Clinical outcome according to clinical, bacteriological and radiological features, type of tuberculosis, and treatment characteristics in 70 tuberculosis human immunodeficiency virus-infected patients

For the 56 patients in which a sensitivity test was carried out, seven (12.5%) presented MDR strains. The presence of resistance was higher in those who were not cured or died (OR=4.61; 95% CI: 0.70–32.25). Four (5.7%) patients had been treated for tuberculosis, three of them presenting a sensitivity test with no MDR strains. All four patients with previous tuberculosis treatment cured the present disease.

Extra-pulmonary tuberculosis occured similarly in cured and uncured patients (table 1). Patients with an unfavourable outcome more frequently had an atypical chest radiograph (OR=5.19; 95% CI: 0.96–37.29). A modified treatment was used in 13 (18.6%) patients. All but one had complications related to antituberculosis treatment (five patients), isolation of a MDR strain (four patients) or both (three patients). Treatment complications occurred in 18 (25.7%) patients; toxic hepatitis in 12, gastrointestinal intolerance in four and rash in two. In patients where an unfavourable outcome occurred, the use of a modified treatment was more frequent (OR=4.03; 95% CI: 0.93–17.85), as was the presence of treatment complications (OR=14.77; 95% CI: 3.32–71.64) and no treatment adherence (OR=35.0; 95% CI: 5.80–276.4).

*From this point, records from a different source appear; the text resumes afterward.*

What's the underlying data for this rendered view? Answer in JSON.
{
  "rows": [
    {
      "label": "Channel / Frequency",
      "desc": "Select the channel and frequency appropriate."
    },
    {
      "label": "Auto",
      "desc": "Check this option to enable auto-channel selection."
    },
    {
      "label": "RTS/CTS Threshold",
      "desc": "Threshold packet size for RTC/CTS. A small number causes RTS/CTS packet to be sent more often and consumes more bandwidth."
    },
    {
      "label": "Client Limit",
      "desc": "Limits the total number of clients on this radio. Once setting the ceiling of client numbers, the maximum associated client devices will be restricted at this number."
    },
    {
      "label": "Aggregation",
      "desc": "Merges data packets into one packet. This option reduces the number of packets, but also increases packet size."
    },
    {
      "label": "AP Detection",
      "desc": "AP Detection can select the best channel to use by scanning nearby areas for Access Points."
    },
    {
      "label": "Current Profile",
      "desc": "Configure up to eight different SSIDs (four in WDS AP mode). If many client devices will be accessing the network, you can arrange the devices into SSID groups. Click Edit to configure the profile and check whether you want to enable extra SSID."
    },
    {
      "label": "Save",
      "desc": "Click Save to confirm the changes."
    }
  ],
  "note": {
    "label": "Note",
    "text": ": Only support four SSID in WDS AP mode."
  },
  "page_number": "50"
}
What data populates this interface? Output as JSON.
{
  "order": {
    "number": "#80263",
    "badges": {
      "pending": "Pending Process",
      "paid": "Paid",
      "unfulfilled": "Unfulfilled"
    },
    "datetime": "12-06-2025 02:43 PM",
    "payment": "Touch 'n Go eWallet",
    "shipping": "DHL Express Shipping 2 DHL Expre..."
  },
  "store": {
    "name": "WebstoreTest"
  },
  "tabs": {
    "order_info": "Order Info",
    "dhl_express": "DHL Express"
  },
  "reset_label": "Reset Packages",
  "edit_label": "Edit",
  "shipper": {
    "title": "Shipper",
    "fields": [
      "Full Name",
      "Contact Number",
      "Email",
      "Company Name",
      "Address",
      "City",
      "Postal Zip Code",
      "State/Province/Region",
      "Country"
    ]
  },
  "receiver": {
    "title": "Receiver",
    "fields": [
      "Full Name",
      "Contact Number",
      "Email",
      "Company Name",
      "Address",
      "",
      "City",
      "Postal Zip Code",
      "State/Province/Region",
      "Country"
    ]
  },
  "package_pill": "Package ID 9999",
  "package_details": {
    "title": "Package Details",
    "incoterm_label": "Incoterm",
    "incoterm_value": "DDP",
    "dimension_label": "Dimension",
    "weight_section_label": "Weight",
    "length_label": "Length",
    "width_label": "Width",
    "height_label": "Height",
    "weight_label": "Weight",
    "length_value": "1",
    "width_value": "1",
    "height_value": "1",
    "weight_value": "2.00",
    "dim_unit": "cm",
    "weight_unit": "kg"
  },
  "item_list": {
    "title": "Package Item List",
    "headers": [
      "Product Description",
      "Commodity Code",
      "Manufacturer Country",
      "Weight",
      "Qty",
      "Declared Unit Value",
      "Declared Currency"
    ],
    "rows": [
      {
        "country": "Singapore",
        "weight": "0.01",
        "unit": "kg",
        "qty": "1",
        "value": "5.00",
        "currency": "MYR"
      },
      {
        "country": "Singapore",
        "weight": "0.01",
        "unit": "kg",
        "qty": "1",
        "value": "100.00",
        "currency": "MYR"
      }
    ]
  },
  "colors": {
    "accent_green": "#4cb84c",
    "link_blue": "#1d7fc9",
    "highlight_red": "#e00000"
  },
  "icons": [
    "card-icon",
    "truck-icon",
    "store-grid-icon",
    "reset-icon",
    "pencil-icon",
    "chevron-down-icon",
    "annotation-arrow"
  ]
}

In a multivariate model, only nonadherence to antituberculosis treatment remained significantly associated with an unfavourable outcome (table 2).

View this table:
Table 2

Multivariate analysis of determinants of no recovery from tuberculosis in human immunodeficiency virus-positive patients

Relative to adherence, 23 (32.9%) patients were nonadherent to antituberculosis treatment; two of them abandoning it after 2 months of therapy, the remaining 21 having irregular treatments. Adherence was similar with sex, age or HIV group risk. The presence of other opportunistic diseases was also similar between nonadherent and adherent patients (table 3). Current use of nucleoside analogous drugs was significantly less frequent (OR=0.20; 95% CI: 0.06–0.69) in nonadherent patients, but no significant association was found with the use of protease inhibitors (table 3).

View this table:
Table 3

Nonadherence according to clinical, bacteriological and radiological features, type of tuberculosis, and treatment characteristics in 70 tuberculosis human immunodeficiency virus-infected patients

Current i.v. drug users were more frequently nonadherent than those which were not (OR=17.50; 95% CI: 3.72–91.90). Twelve (20.0%) drug abusers were in a methadone programme; seven of them given methadone with antituberculosis treatment and five without. All patients given methadone together with antituberculosis drugs in the same clinical setting were adherent (table 3).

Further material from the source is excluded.